District data also shows every school that earned a C grade or lower this year, with the exception of Powell Middle School and J.D. Floyd, are classified by the state as “low-economic schools,” meaning 75 percent or more of students qualify for and receive free or reduced lunch.

Deltona Elementary is at the top of that list with more than 84 percent of its students enrolled in the program. But the school proved this year there are exceptions to what 30 years of research studies have concluded, which is that schools with high concentrations of economically disadvantaged students generally demonstrate lower levels of achievement than schools with lower concentrations of economically disadvantaged students.

While recent data suggests this statement from Hernando County School District Department of Food and Nutrition holds mostly true for the district, Deltona stands alone as the only school to raise a letter grade.

According to Deltona principal Debi Vermette, the D school raised its grade to a C and was just points away from a B.

“We believe that all students will achieve regardless of income,” she said. “You have to believe all children will achieve a high grade, regardless of what they’ve been through or where they come from.”

None of the schools that earned A or B grades meet the state’s classification as “low-economic schools,” district and FDOE data shows.

However, more than half of students who attend the highest-performing schools in the district – Chocachatti, Suncoast, Brooksville, Challenger and West Hernando Middle – also qualify for and receive free or reduced-price meals.

The combined percentage of students attending these schools who qualify is just shy of 60 percent, according to district data. A little more than 76 percent of students attending schools with a C, D, or F grade qualify.
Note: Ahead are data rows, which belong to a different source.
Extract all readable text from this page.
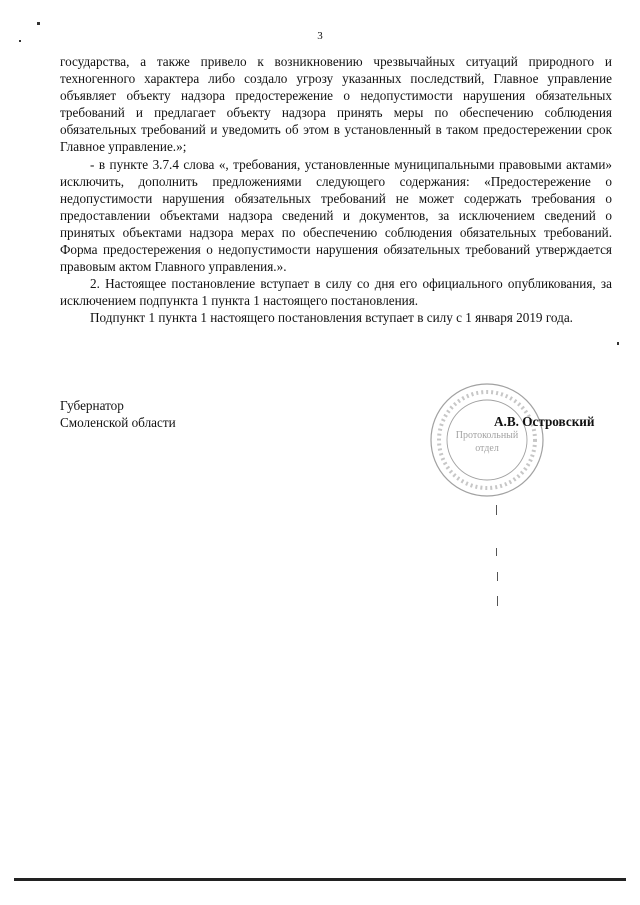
3

государства, а также привело к возникновению чрезвычайных ситуаций природного и техногенного характера либо создало угрозу указанных последствий, Главное управление объявляет объекту надзора предостережение о недопустимости нарушения обязательных требований и предлагает объекту надзора принять меры по обеспечению соблюдения обязательных требований и уведомить об этом в установленный в таком предостережении срок Главное управление.»;

- в пункте 3.7.4 слова «, требования, установленные муниципальными правовыми актами» исключить, дополнить предложениями следующего содержания: «Предостережение о недопустимости нарушения обязательных требований не может содержать требования о предоставлении объектами надзора сведений и документов, за исключением сведений о принятых объектами надзора мерах по обеспечению соблюдения обязательных требований. Форма предостережения о недопустимости нарушения обязательных требований утверждается правовым актом Главного управления.».

2. Настоящее постановление вступает в силу со дня его официального опубликования, за исключением подпункта 1 пункта 1 настоящего постановления.

Подпункт 1 пункта 1 настоящего постановления вступает в силу с 1 января 2019 года.

Губернатор
Смоленской области
Протокольный
отдел
А.В. Островский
Brooksville Elementary also ranks among schools that’s proven to make learning gains and improve grades with a high percentage of students that qualify for free and reduced lunch: 73 percent.

“Brooksville Elementary works to keep their students’ grades up, regardless,” said School Board member and longtime volunteer at the school Cynthia Moore.

“One day before FCAT, the students have breakfast. It’s like a family, and everybody works together.”

Ron Vat Matre, executive director of the nonprofit inter-faith organization People Helping People in Hernando County, has been working with eight Title I schools in the district since 2010 through their “Weekend Blessings: Feeding Hernando County Children” program.

“We go to the current schools and ask for the bottom 50 or 60,” he said. “We want the neediest of the needy. Last school year we took care of a little more than 500 students.”

The program provides weekend food for children throughout the school year who otherwise would not have sufficient food, and go to school hungry on Mondays, he said.

The organization provides food in backpacks on Friday, and retrieves the empty backpacks the following week. The program continues to grow out of necessity, he said.